The offence of bribery alludes to either the offering of financial or any other such advantage to a person in order that they may perform an improper act, or instead later rewarding them for such behaviour. In essence it is giving inducement for someone to commit such an act. Whilst bribery is not a new offence there has in fact been recent reform to this area of law. The existing legislation relating to bribery has not changed as such but simply been extended. The Bribery Act 2010 involves the introduction of four new offences: bribing another person; being bribed; bribing a foreign public official; and the corporate offence of failing to prevent bribery. It carries a maximum penalty of ten years imprisonment.

The Bribery Act 2010 was enacted on 8th April 2010, although owing to the necessary procedures and a need to establish the act and its interpretation, it will not be implemented until 1st July 2011. It had been hoped that it would come into force in April 2011 but was delayed after Kenneth Clarke ordered a review of the legislation following pressure from business owners. This reform serves to modernise the laws in respect of bribery and is in keeping with the government’s desire to ensure that the UK’s legislation remains current and is line with that of other European countries.

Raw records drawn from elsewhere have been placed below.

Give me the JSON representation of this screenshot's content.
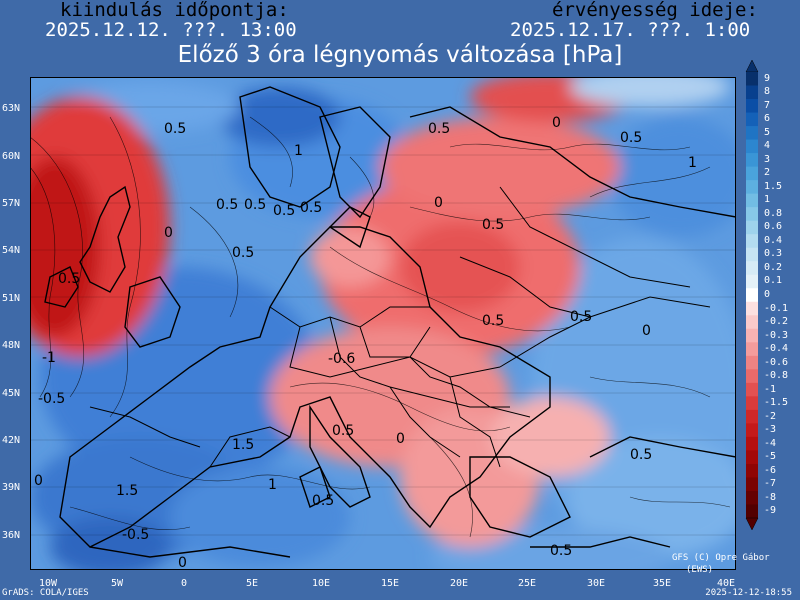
{
  "header": {
    "left_label": "kiindulás időpontja:",
    "left_value": "2025.12.12. ???. 13:00",
    "right_label": "érvényesség ideje:",
    "right_value": "2025.12.17. ???. 1:00",
    "title": "Előző 3 óra légnyomás változása [hPa]"
  },
  "axes": {
    "lat_labels": [
      "63N",
      "60N",
      "57N",
      "54N",
      "51N",
      "48N",
      "45N",
      "42N",
      "39N",
      "36N"
    ],
    "lon_labels": [
      "10W",
      "5W",
      "0",
      "5E",
      "10E",
      "15E",
      "20E",
      "25E",
      "30E",
      "35E",
      "40E"
    ]
  },
  "legend": {
    "labels": [
      "9",
      "8",
      "7",
      "6",
      "5",
      "4",
      "3",
      "2",
      "1.5",
      "1",
      "0.8",
      "0.6",
      "0.4",
      "0.3",
      "0.2",
      "0.1",
      "0",
      "-0.1",
      "-0.2",
      "-0.3",
      "-0.4",
      "-0.6",
      "-0.8",
      "-1",
      "-1.5",
      "-2",
      "-3",
      "-4",
      "-5",
      "-6",
      "-7",
      "-8",
      "-9"
    ],
    "colors": [
      "#08306b",
      "#08408e",
      "#0a4ea6",
      "#1461b8",
      "#1f74c4",
      "#2c86cf",
      "#3a95d6",
      "#4aa3dc",
      "#5db0e0",
      "#72bde4",
      "#87c8e8",
      "#9ed3ec",
      "#b3dcf0",
      "#c6e4f3",
      "#d6ebf6",
      "#e4f1f8",
      "#ffffff",
      "#fde0e0",
      "#fbcaca",
      "#f8b3b3",
      "#f49c9c",
      "#ef8383",
      "#e96a6a",
      "#e25151",
      "#d93b3b",
      "#cf2828",
      "#c41a1a",
      "#b50f0f",
      "#a30808",
      "#8f0404",
      "#7a0202",
      "#650101",
      "#520000"
    ]
  },
  "contour_labels": [
    "0.5",
    "0.5",
    "1",
    "0.5",
    "0.5",
    "0.5",
    "0",
    "0.5",
    "0",
    "1",
    "0.5",
    "0",
    "-1",
    "-0.5",
    "0.5",
    "0.5",
    "0.5",
    "-0.6",
    "0.5",
    "1.5",
    "1",
    "1.5",
    "0.5",
    "0.5",
    "0",
    "0.5",
    "0",
    "0.5",
    "0.5",
    "0",
    "-0.5",
    "0"
  ],
  "credits": {
    "left": "GrADS: COLA/IGES",
    "right": "2025-12-12-18:55",
    "author": "GFS (C) Opre Gábor",
    "author2": "(EWS)"
  }
}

The reform essentially involves the extension of vicarious liability within companies meaning that owners of businesses, as well as individual employees, should be responsible for any bribery which may occur within their company. Bribery within the workplace can be a complex issue as it can be difficult to establish the distinction between bribing a party and simply offering them what is known as corporate hospitality. Business owners may not simply plead ignorance in cases of bribery being performed by their employees and it is thus imperative that they are informed of the gravity of the offence and the necessary policies which they must have in place with regards to it.

It is important that owners attend the available seminars which raise the awareness of such legislative reform and the ramifications which may arise from it, encouraging them to establish a relevant zero tolerance policy with regards bribery within the workplace.